Bachelor of Science in Industrial and Systems Engineering
With the onset of the Industrial Revolution came the need for technically trained people who could visualize, plan and organize large and complex systems. Industrial Engineering emerged as a profession to increase the efficiency and effectiveness of these operations. Since its inception, industrial and systems engineering has grown to encompass a wide variety of occupational areas including manufacturing, logistics, financial, and health care institutions.
The program of study leading to the Bachelor of Science in Industrial and Systems Engineering (BSISE) is accredited by the Engineering Accreditation Commission of ABET, http://www.abet.org.
The mission of the BS in Industrial and Systems Engineering program is to transform the industrial and systems engineering pipeline by providing educational and research experiences relevant to societal and industry needs and enabling individual development into technically proficient, culturally competent, collaborative leaders making a positive difference for their employers, communities, and the discipline; always embracing excellence in performance and conduct.
Program Educational Objectives
The objectives of the BSISE program are to produce graduates who:
1. Apply technical and business skills based on industrial and systems engineering principles for a variety of employers in the manufacturing and service industries;
2. Apply information technology tools and systems engineering methods;
3. Lead and function in interdisciplinary, culturally and/or globally diverse teams;
4. Contribute to their communities, the profession of industrial and systems engineering, and the University; and
5. Engage in lifelong learning, including the pursuit of graduate studies.
The student outcomes, measured in terms of the knowledge and skills the graduates of the BSISE program are expected to demonstrate at graduation are:
a. an ability to apply knowledge of mathematics, science, and engineering*;
b. an ability to design and conduct experiments, as well as to analyze and interpret data*;
c. an ability to design a system, component, or process to meet desired needs within realistic constraints such as economic, environmental, social, political, ethical, health and safety, manufacturability, and sustainability*;
d. an ability to function on multidisciplinary teams;
e. an ability to identify, formulate, and solve engineering problems*;
f. an understanding of professional and ethical responsibility;
g. an ability to communicate effectively;
h. the broad education necessary to understand the impact of engineering solutions in a global, economic, environmental, and societal context*;
i. a recognition of the need for, and an ability to engage in life-long learning;
j. a knowledge of contemporary issues; and
k. an ability to use the techniques, skills, and modern engineering tools necessary for engineering practice*,**.

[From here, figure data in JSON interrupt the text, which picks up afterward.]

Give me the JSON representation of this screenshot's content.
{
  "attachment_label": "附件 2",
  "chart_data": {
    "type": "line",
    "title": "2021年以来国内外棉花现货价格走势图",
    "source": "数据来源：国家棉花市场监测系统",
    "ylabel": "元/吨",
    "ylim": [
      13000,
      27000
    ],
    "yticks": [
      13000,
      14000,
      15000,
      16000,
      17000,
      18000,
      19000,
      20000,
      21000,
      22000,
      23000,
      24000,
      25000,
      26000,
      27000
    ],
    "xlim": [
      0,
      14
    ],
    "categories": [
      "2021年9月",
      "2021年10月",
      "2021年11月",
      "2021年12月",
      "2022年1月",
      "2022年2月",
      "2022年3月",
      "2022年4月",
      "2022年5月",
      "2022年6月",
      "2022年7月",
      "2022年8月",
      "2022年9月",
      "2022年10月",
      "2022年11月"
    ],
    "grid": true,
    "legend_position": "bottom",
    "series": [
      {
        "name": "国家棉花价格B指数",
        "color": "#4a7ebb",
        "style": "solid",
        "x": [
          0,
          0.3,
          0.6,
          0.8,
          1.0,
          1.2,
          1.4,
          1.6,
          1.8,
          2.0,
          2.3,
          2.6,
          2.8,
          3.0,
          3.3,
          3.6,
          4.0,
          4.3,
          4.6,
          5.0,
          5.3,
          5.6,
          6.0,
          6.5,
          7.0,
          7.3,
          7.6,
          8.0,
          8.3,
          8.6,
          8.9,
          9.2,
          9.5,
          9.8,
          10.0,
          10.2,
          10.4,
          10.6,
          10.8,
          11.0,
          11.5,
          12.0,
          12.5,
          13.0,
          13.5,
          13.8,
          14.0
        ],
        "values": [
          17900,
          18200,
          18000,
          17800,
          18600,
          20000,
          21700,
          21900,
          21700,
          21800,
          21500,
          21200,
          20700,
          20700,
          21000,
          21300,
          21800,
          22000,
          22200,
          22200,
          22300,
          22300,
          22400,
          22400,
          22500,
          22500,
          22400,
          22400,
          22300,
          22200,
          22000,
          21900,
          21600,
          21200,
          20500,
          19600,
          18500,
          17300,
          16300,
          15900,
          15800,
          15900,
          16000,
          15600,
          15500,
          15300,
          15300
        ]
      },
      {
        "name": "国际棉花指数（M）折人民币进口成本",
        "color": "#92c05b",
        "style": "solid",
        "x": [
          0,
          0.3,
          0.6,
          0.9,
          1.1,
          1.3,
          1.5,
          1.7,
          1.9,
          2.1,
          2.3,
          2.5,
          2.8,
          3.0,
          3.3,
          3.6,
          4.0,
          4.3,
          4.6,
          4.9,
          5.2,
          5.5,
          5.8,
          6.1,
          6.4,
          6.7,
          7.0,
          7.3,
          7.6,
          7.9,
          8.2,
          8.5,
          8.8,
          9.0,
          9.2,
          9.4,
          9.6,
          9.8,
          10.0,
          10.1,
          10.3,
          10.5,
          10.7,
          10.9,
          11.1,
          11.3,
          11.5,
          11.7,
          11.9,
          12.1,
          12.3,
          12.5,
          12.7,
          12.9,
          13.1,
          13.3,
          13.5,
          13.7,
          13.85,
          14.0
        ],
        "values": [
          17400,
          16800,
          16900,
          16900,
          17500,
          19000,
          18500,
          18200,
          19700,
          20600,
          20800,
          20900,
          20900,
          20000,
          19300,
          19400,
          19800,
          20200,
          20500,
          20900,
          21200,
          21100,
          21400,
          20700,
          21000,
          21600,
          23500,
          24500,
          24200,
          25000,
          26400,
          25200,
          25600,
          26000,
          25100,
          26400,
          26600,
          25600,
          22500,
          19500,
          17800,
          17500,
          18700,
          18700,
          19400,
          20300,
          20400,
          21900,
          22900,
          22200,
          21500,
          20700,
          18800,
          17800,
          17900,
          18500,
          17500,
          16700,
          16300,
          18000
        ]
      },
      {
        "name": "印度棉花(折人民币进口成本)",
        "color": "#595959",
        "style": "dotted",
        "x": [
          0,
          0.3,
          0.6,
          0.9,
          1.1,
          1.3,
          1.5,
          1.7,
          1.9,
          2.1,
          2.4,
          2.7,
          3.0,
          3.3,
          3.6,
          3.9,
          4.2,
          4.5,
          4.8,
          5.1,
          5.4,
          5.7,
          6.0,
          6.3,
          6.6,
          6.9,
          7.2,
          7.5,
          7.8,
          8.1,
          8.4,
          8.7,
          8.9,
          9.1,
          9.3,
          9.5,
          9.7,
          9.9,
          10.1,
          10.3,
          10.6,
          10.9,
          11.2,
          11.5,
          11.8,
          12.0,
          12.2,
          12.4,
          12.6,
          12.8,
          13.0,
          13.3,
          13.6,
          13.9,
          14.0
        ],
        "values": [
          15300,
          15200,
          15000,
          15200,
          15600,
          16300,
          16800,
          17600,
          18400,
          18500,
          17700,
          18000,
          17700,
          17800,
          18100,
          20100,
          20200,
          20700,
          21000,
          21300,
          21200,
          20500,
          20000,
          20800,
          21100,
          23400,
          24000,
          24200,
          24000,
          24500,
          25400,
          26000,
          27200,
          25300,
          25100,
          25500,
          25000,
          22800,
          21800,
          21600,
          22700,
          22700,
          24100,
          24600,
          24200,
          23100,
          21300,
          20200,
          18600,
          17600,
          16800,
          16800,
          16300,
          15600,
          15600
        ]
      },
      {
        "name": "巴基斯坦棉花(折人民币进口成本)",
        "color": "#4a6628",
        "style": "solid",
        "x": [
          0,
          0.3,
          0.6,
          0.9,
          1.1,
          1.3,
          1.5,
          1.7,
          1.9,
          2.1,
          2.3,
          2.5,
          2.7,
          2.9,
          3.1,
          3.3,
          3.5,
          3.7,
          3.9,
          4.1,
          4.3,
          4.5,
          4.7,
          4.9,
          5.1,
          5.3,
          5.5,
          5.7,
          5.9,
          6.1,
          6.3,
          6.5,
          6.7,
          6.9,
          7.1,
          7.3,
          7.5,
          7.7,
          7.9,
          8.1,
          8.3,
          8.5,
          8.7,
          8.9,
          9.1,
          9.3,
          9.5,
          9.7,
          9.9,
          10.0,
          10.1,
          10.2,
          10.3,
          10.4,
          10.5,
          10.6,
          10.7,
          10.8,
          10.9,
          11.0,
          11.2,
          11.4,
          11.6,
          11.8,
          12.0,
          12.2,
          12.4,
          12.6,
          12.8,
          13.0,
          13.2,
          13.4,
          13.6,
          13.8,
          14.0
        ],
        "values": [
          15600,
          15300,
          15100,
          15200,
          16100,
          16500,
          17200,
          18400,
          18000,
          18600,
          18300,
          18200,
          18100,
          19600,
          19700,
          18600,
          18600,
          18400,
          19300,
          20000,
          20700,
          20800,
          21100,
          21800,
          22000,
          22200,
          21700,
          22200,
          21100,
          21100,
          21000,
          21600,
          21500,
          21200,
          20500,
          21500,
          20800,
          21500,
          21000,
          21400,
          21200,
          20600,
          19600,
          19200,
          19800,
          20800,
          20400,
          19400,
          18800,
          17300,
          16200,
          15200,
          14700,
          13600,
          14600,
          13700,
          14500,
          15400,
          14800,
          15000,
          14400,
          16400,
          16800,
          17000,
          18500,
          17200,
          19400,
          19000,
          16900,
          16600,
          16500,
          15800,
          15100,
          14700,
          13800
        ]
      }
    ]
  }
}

* Based on the program educational objectives, the program emphasizes these outcomes to prepare graduates to design (c), develop, implement, and improve integrated systems (e) that include people, materials, information, equipment and energy using appropriate analytical (a), computational (k), and experimental (b) practices with consideration for life cycle factors (c, h).
** Based on program educational objective 2, techniques, skills or tools that are computer-based and/or associated with systems engineering are emphasized.